You have a body, indisputably, and by the concepts of theism a soul and spirit (I’m not sure I can define the distinction there, so please let’s not get into that!) as well. Your mind would be considered an aspect of your soul – the rational aspect, as opposed to the faith-feeling aspect normally referred to as “soul.”
But while everything you do is determined by your soul (sensu lato), everything you do is mediated by your body. Being too tired or too drunk will even prevent you from thinking well; any interaction with the world of the senses is done by the body in one way or another.

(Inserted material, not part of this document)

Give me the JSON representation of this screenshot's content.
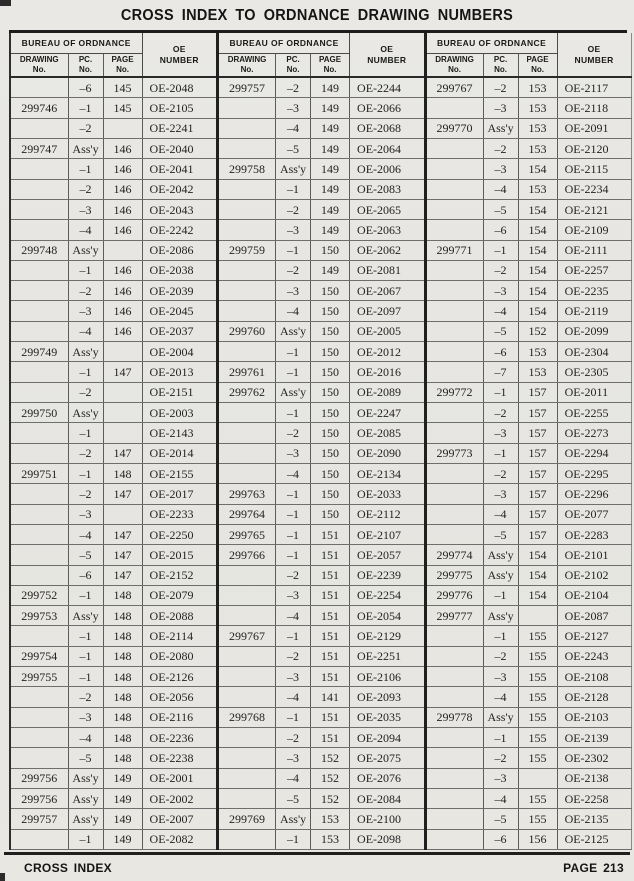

In the conceptions of both Jewish and pre-Christian Greek thought, a soul or spirit released from the body by death is effectively powerless – a ghost in the strictest of senses, barely perceptible if at all, and incapable of doing much of anything to interact with the world – to exercise its will in any way.
It’s in this context that Paul’s insistence on the resurrection of the body and the spiritual body in which people are raised makes a big impact – for all his hearers, Gentile and Jew alike, the idea that you might be whole after physical death was a totally new concept. Survival after death was not something to look forward to for them prior to this pronouncement; it would be more or less akin to telling you that you’ll live 1,000 years – but spend the last 900 as a quadraplegic without visitors.
Spirits at death went to Sheol (Hebrew term) or Hades (Greek term) – the land of the dead, which was divided into (Hebrews) Abraham’s Bosom and Torments / (Greeks) Elysian Fields and Tartarus. In each case, the good spirits in the former lived a shadowy afterlife with slender comforts; the evil spirits in the latter were made to suffer according to their faults in life. But in no case was there any real opportunity for a fulfilling life after death. The “good place” (conceptually based on both Abraham’s Bosom and Elysium) was developed by medieval Catholic thinkers into Limbo, the final resting place of virtuous pagans and unbaptized children.
Jesus was supposed to have brought the spirits from Abraham’s Bosom to Heaven after freeing them from death. (Later writers turned this into the Harrowing of Hell.)
Does that help to clarify matters any?